Suppose a tax laid upon wheel carriages, and that every person in the state were liable to pay a certain sum in proportion to the number of carriages he has for his convenience. The tax-gatherer comes at the end of the year and demands the sum. The person complains that he is not at liberty to have a coach or a chaise without paying duty for it; and that while he has occasion for one carriage only, and has but one pair of horses, he is obliged to pay for several sets of wheels.

Now, suppose this cumulative tax were turned into a proportional one, and that wheels were to pay a stamp-duty, or the like, in the hands of the wheelwright. The price would immediately rise; but this rise would soon become familiar to the man who has the carriage; and he would then be no more hurt by this additional expence, than if it had proceeded from some new and expensive fashion of wheels: in short, wheels would generally begin to bear an advanced price, and very soon no body would inquire how it came about, nor once complain of the tax.

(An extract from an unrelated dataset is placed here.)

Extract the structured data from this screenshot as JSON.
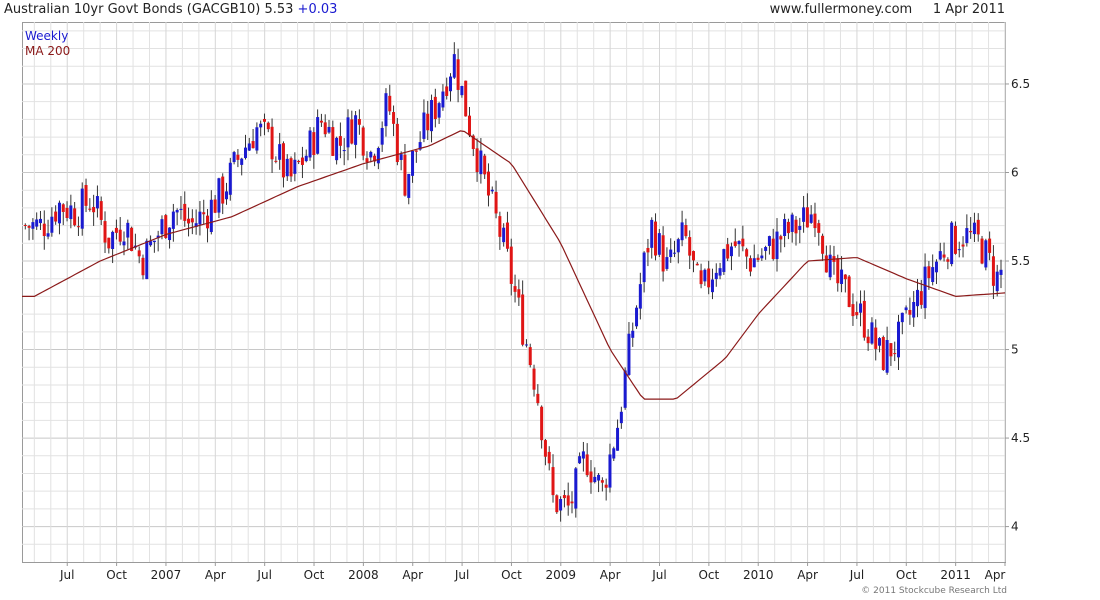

To set this in another light, the difference between the two impositions resembles that between long and short accounts, which to poor people is very great. When the expence of living is insensibly and universally augmented, by the effect of proportional taxes, then the industrious man, who enjoys neither superfluity or idleness, may and can augment the price of his work in proportion. This augmentation forms then a part of what has been called his (A), which he draws fully back when he comes to market. But if the same, or even a less sum be raised upon him by a cumulative tax, it comes upon him at the end of the year, or at the end of the quarter, and let him be ever so provident, he cannot draw it back, or raise the price of his work, because of the unequal competition of other people of his own class, who, from a variety of circumstances, cannot all be so equally loaded by the cumulative as by the proportional taxes. Besides, they may not be so provident as himself, and may work for subsistence, without making any allowance for what they are to pay the state at the end of the year. Thus a double inconvenience ensues. The industrious poor are oppressed by the tax-gatherers, and the tax is ill levied. In the other case, the first never see a tax-gatherer, and the money is paid. Besides these advantages in favour of proportional taxes, there is still another, that if this tax be improperly laid on, the defect will manifest itself by checking consumption only; whereas in the other case, it will be known by the distress of individuals.

If the liberty not to consume be taken away, as in the gabelle in some provinces in France, then the imposition changes its nature and becomes a cumulative tax, as may be easily perceived[[44]].

[44]. The gabelle, or salt-tax in France, is not levied in every province; because of certain privileges of exemption, which some have all along enjoyed.

This opens a door to the greatest abuse, by smuggling salt from places where it is free, into places where the tax is imposed, at many 100 per cent. above the value; and obliges the King to use great severity upon those who are loaded with this duty.

The consumption of every family is fixed to a certain quantity; and if it be found that they have not bought, from the King’s granaries, to the full extent of what is reckoned necessary for them, it is supposed that the deficiency has been made up from contraband salt, and the deficiency is exacted.

It has been said, that so far as the three inconveniences of the cumulative taxes can be prevented, they cease to be oppressive. From which we see the reason why excises are so easily paid when those who manufacture the commodities charged with them, are contented to compound for them. This changes the tax into one of the cumulative kind; but gives it every requisite to make it easy. Let me take an example.

A brewer who pays excise for all he brews, is exposed to the daily visit of the excise-man, to whom he pays the duty. Here the brewer’s imposition participates of several of the inconveniences attending cumulative taxes. But let me suppose that after a certain time he finds that 100l. is the annual amount of his excise. If he makes a composition for it at that rate, he comes under a regular cumulative composition, with every advantage. He thinks no more of frauds; he no more grudges what he pays; and becomes in a manner collector of that imperceptible duty paid by all his customers.

The easy method of transforming those taxes into one another, shews their resemblance sufficiently, and the differences which we have pointed out, shew the principles which regulate the proper manner of imposing them.